Constant time effectively means you can give a constant upper bound to how long the program will take to run which isn’t affected by any of the input parameters.
Compare that with, say, linear time (for some input n – which will often actually be the size of the input data rather than a direct value) – which means that the upper bound of the time taken can be expressed as mn + k for some values of m and k.
Note that it doesn’t mean a program will take the same amount of time for any input data just because it runs in constant time. For example, consider this method:
int foo(int n)
{
if (n == 0)
{
return 0;
}
int j = n + 1;
int k = j * 2;
return k;
}
That’s doing more work in the case where n is non-zero than in the case where it’s zero. However, it’s still constant time – at most, it’s going to do one comparison, one addition, and one multiplication.

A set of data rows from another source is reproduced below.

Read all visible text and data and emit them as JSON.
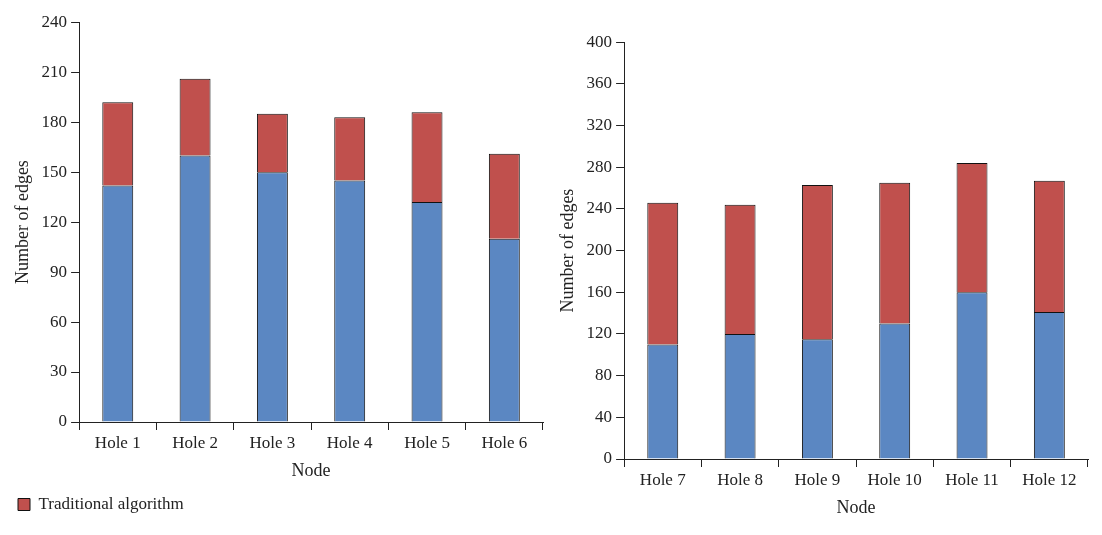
{
  "chart_data": [
    {
      "type": "bar",
      "xlabel": "Node",
      "ylabel": "Number of edges",
      "categories": [
        "Hole 1",
        "Hole 2",
        "Hole 3",
        "Hole 4",
        "Hole 5",
        "Hole 6"
      ],
      "stacked": true,
      "ylim": [
        0,
        240
      ],
      "yticks": [
        0,
        30,
        60,
        90,
        120,
        150,
        180,
        210,
        240
      ],
      "grid": false,
      "legend": "bottom left",
      "series": [
        {
          "color": "#5b87c2",
          "values": [
            142,
            160,
            150,
            145,
            132,
            110
          ]
        },
        {
          "name": "Traditional algorithm",
          "color": "#c0504d",
          "values": [
            50,
            46,
            35,
            38,
            54,
            51
          ]
        }
      ]
    },
    {
      "type": "bar",
      "xlabel": "Node",
      "ylabel": "Number of edges",
      "categories": [
        "Hole 7",
        "Hole 8",
        "Hole 9",
        "Hole 10",
        "Hole 11",
        "Hole 12"
      ],
      "stacked": true,
      "ylim": [
        0,
        400
      ],
      "yticks": [
        0,
        40,
        80,
        120,
        160,
        200,
        240,
        280,
        320,
        360,
        400
      ],
      "grid": false,
      "legend": false,
      "series": [
        {
          "color": "#5b87c2",
          "values": [
            110,
            120,
            115,
            130,
            160,
            141
          ]
        },
        {
          "color": "#c0504d",
          "values": [
            136,
            124,
            148,
            135,
            124,
            126
          ]
        }
      ]
    }
  ]
}
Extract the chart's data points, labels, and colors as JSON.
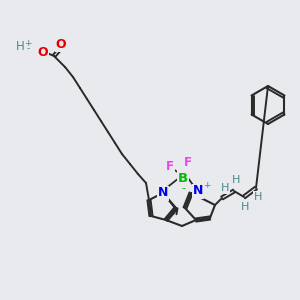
{
  "bg_color": "#e8eaed",
  "bond_color": "#2a2a2a",
  "atom_colors": {
    "O": "#e00000",
    "H": "#4a8a8c",
    "N": "#0000ee",
    "B": "#00bb00",
    "F": "#ee44ee",
    "plus": "#00aaaa",
    "minus": "#00bb00"
  },
  "figsize": [
    3.0,
    3.0
  ],
  "dpi": 100
}
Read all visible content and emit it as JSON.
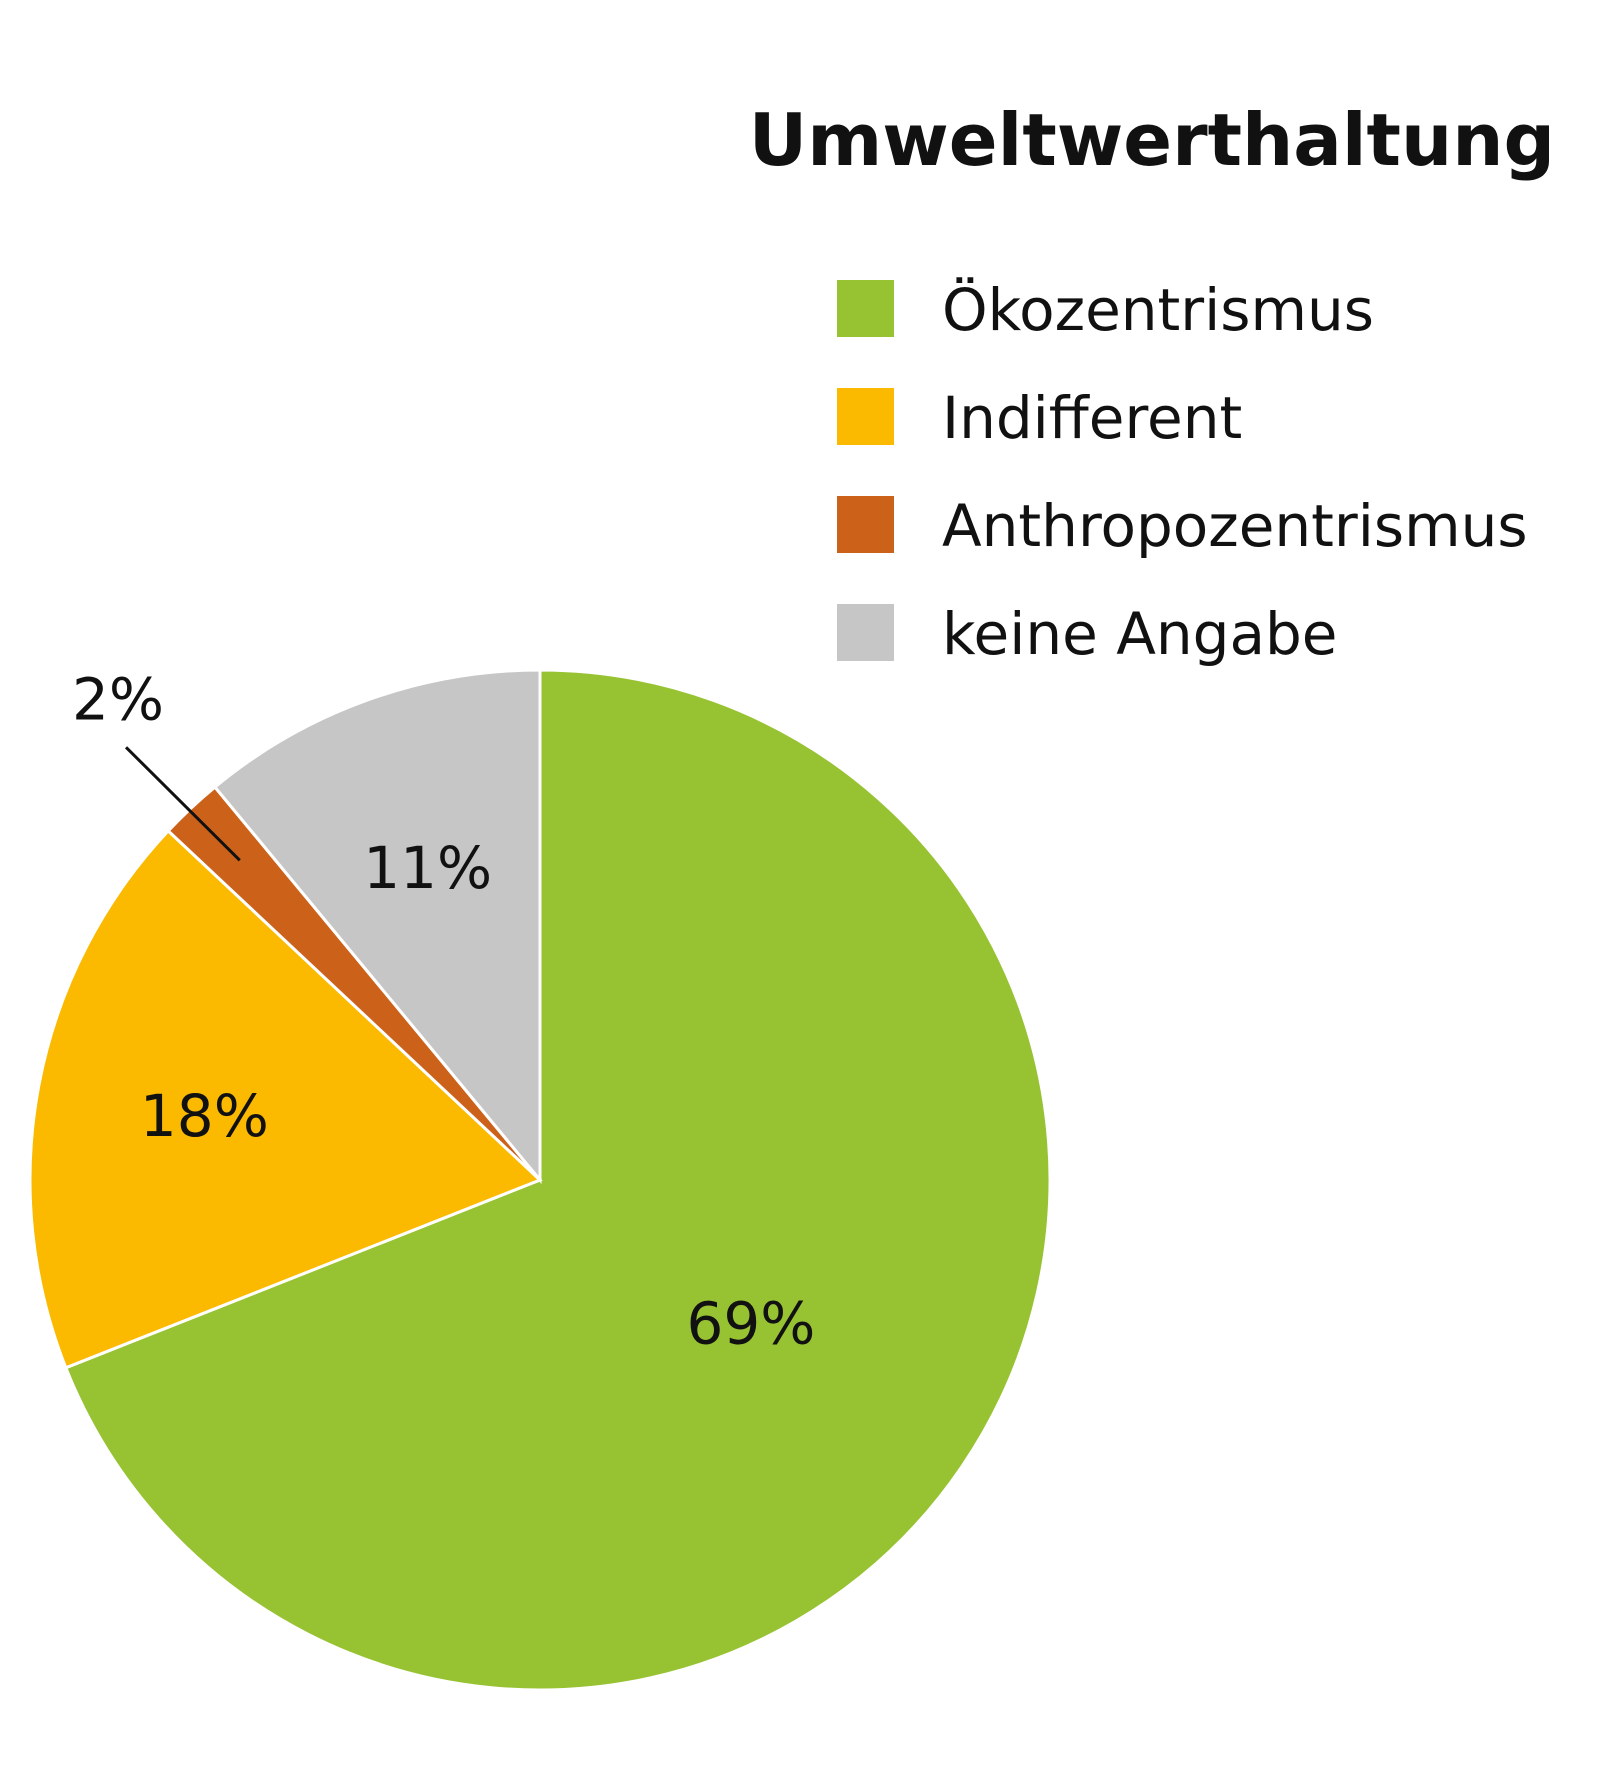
{
  "chart_data": {
    "type": "pie",
    "title": "Umweltwerthaltung",
    "legend_position": "top-right",
    "start_angle": "12 o'clock",
    "direction": "clockwise",
    "categories": [
      "Ökozentrismus",
      "Indifferent",
      "Anthropozentrismus",
      "keine Angabe"
    ],
    "values": [
      69,
      18,
      2,
      11
    ],
    "value_labels": [
      "69%",
      "18%",
      "2%",
      "11%"
    ],
    "colors": [
      "#97C232",
      "#FBB900",
      "#CC611A",
      "#C6C6C6"
    ]
  }
}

Now compare that with a recursive function:
public int foo(int n)
{
if (n <= 1)
{
return 1;
}
return n * foo(n - 1);
}
This will recurse n times – so it’s linear in n. You can get much worse than linear, however. Consider this method for computing a Fibonacci number:
public int fib(int n)
{
if (n == 0)
{
return 0;
}
if (n == 1)
{
return 1;
}
return fib(n - 2) + fib(n - 1);
}
That doesn’t look much worse than the previous version – but this is now exponential (the upper bound is most easily expressed in terms as O(2n). It’s still only using simple comparisons, addition, and function calls though.